My bantam chicken, Debbie, the lighter colored chicken in the photo, disappeared last week. She simply didn’t come in at chicken bed time. This is very unusual. The chickens usually all line up and go into the coop at night in a very orderly fashion. But last week, little Debbie didn’t come home to the coop. I assumed a hawk ate her or that she jumped the fence and was eaten by one of the many dogs in the neighborhood.

It was sad, but I was at least relieved that I didn’t have to deal with any bloody remains- one of my worst fears with the chickens. Every night this week when I put the chickens in I rather morosely counted six, instead of the previous seven. But I moved on, assuming Debbie was gone for good, being digested in some hawk’s belly.

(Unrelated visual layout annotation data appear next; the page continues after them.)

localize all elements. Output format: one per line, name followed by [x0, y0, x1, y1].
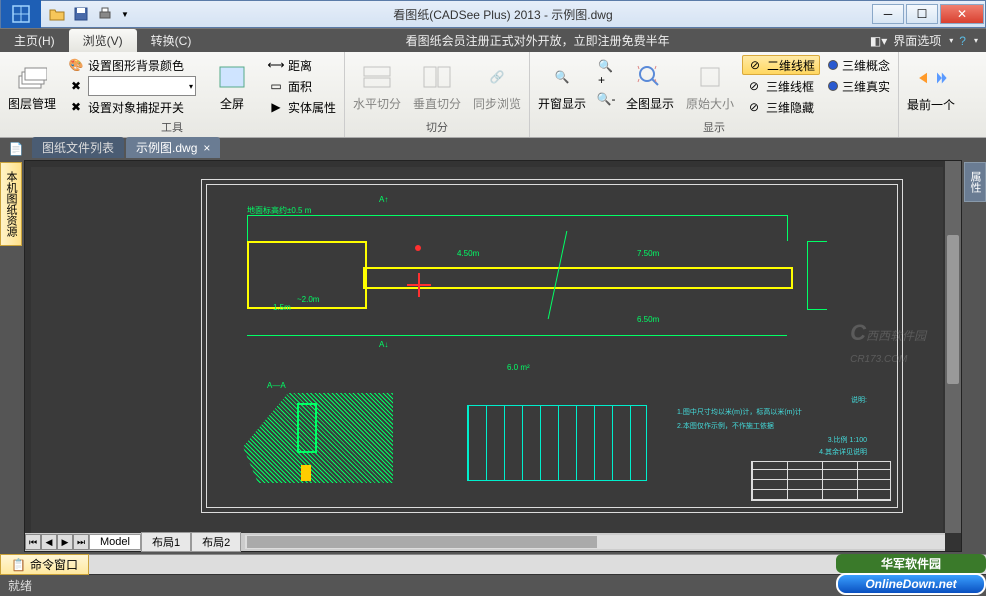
- print-icon[interactable]: [95, 4, 115, 24]
- sync-browse-button[interactable]: 🔗同步浏览: [469, 54, 525, 118]
- nav-first-button[interactable]: 最前一个: [903, 56, 959, 120]
- concept3d-button[interactable]: 三维概念: [824, 55, 894, 75]
- status-ready: 就绪: [8, 577, 32, 594]
- zoom-in-icon[interactable]: 🔍+: [594, 63, 618, 83]
- layer-manager-label: 图层管理: [8, 95, 56, 112]
- command-window-tab[interactable]: 📋 命令窗口: [0, 554, 89, 575]
- nav-last-icon[interactable]: ⏭: [73, 534, 89, 550]
- maximize-button[interactable]: ☐: [906, 4, 938, 24]
- layout-bar: ⏮ ◀ ▶ ⏭ Model 布局1 布局2: [25, 533, 945, 551]
- set-bg-color-button[interactable]: 🎨设置图形背景颜色: [64, 55, 200, 75]
- window-zoom-button[interactable]: 🔍开窗显示: [534, 54, 590, 118]
- window-title: 看图纸(CADSee Plus) 2013 - 示例图.dwg: [135, 6, 871, 23]
- horizontal-scrollbar[interactable]: [245, 535, 945, 549]
- close-button[interactable]: ✕: [940, 4, 984, 24]
- zoom-extents-button[interactable]: 全图显示: [622, 54, 678, 118]
- right-side-panel: 属性: [964, 158, 986, 554]
- ui-options-label[interactable]: 界面选项: [893, 32, 941, 49]
- nav-first-icon[interactable]: ⏮: [25, 534, 41, 550]
- real3d-button[interactable]: 三维真实: [824, 76, 894, 96]
- status-coord-label: 坐标: [954, 577, 978, 594]
- group-split-label: 切分: [349, 118, 525, 136]
- zoom-out-icon[interactable]: 🔍-: [594, 89, 618, 109]
- wire2d-button[interactable]: ⊘二维线框: [742, 55, 820, 75]
- tab-example-dwg[interactable]: 示例图.dwg×: [126, 137, 220, 158]
- announcement-text: 看图纸会员注册正式对外开放，立即注册免费半年: [205, 32, 870, 49]
- fullscreen-button[interactable]: 全屏: [204, 54, 260, 118]
- drawing-frame: 4.50m 7.50m 6.50m ~2.0m 1.5m 地面标高约±0.5 m…: [201, 179, 903, 513]
- ribbon: 图层管理 🎨设置图形背景颜色 ✖▾ ✖设置对象捕捉开关 全屏 ⟷距离 ▭面积 ▶…: [0, 52, 986, 138]
- menu-bar: 主页(H) 浏览(V) 转换(C) 看图纸会员注册正式对外开放，立即注册免费半年…: [0, 28, 986, 52]
- canvas-wrap: 4.50m 7.50m 6.50m ~2.0m 1.5m 地面标高约±0.5 m…: [24, 160, 962, 552]
- area-button[interactable]: ▭面积: [264, 76, 340, 96]
- hide3d-button[interactable]: ⊘三维隐藏: [742, 97, 820, 117]
- command-icon: 📋: [11, 558, 26, 572]
- group-tools-label: 工具: [4, 118, 340, 136]
- drawing-canvas[interactable]: 4.50m 7.50m 6.50m ~2.0m 1.5m 地面标高约±0.5 m…: [31, 167, 943, 533]
- tab-file-list[interactable]: 图纸文件列表: [32, 137, 124, 158]
- main-area: 本机图纸资源: [0, 158, 986, 554]
- close-tab-icon[interactable]: ×: [203, 141, 210, 155]
- command-bar: 📋 命令窗口: [0, 554, 986, 574]
- stairs-section: [467, 405, 647, 481]
- distance-button[interactable]: ⟷距离: [264, 55, 340, 75]
- wire3d-button[interactable]: ⊘三维线框: [742, 76, 820, 96]
- nav-prev-icon[interactable]: ◀: [41, 534, 57, 550]
- vsplit-button[interactable]: 垂直切分: [409, 54, 465, 118]
- title-bar: ▼ 看图纸(CADSee Plus) 2013 - 示例图.dwg ─ ☐ ✕: [0, 0, 986, 28]
- menu-convert[interactable]: 转换(C): [137, 29, 206, 52]
- save-icon[interactable]: [71, 4, 91, 24]
- open-icon[interactable]: [47, 4, 67, 24]
- nav-next-icon[interactable]: ▶: [57, 534, 73, 550]
- layer-manager-button[interactable]: 图层管理: [4, 54, 60, 118]
- properties-tab[interactable]: 属性: [964, 162, 986, 202]
- help-icon[interactable]: ?: [959, 34, 966, 48]
- window-controls: ─ ☐ ✕: [871, 2, 985, 26]
- original-size-button[interactable]: 原始大小: [682, 54, 738, 118]
- left-side-panel: 本机图纸资源: [0, 158, 22, 554]
- vertical-scrollbar[interactable]: [945, 161, 961, 533]
- style-icon[interactable]: ◧▾: [870, 34, 887, 48]
- status-bar: 就绪 坐标: [0, 574, 986, 596]
- color-combo[interactable]: ✖▾: [64, 76, 200, 96]
- local-resources-tab[interactable]: 本机图纸资源: [0, 162, 22, 246]
- hsplit-button[interactable]: 水平切分: [349, 54, 405, 118]
- menu-home[interactable]: 主页(H): [0, 29, 69, 52]
- doc-tab-icon[interactable]: 📄: [6, 140, 26, 158]
- menu-browse[interactable]: 浏览(V): [69, 29, 137, 52]
- app-icon[interactable]: [1, 0, 41, 28]
- quick-access-toolbar: ▼: [41, 4, 135, 24]
- group-display-label: 显示: [534, 118, 894, 136]
- title-block: [751, 461, 891, 501]
- qat-dropdown-icon[interactable]: ▼: [121, 10, 129, 19]
- entity-props-button[interactable]: ▶实体属性: [264, 97, 340, 117]
- document-tabs: 📄 图纸文件列表 示例图.dwg×: [0, 138, 986, 158]
- set-capture-button[interactable]: ✖设置对象捕捉开关: [64, 97, 200, 117]
- minimize-button[interactable]: ─: [872, 4, 904, 24]
- layout-2-tab[interactable]: 布局2: [191, 532, 241, 552]
- layout-1-tab[interactable]: 布局1: [141, 532, 191, 552]
- layout-model-tab[interactable]: Model: [89, 534, 141, 550]
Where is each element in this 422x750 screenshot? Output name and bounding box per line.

Then, just in time for an Easter surprise, Debbie came back to me. I went over to my parent’s house for Easter dinner. I returned home to find a note on my door. I was hoping it wasn’t an angry note from a neighbor complaining about my chickens or messy yard. I was elated to see that the note was from a neighbor saying he had a tiny chicken sitting at home watching TV with him and he wondered if she belonged to me. I immediately called him and he brought the bantie back home. Apparently he was weeding in the yard this afternoon and she popped out of the bushes. I’m guessing she made a nest in a wild corner of their yard and was brooding until he disturbed her.

So I am happy to say that the chicken is back home. And of course my neighbor who found her got some eggs for so kindly bringing her back. A happy Easter gift for both of us.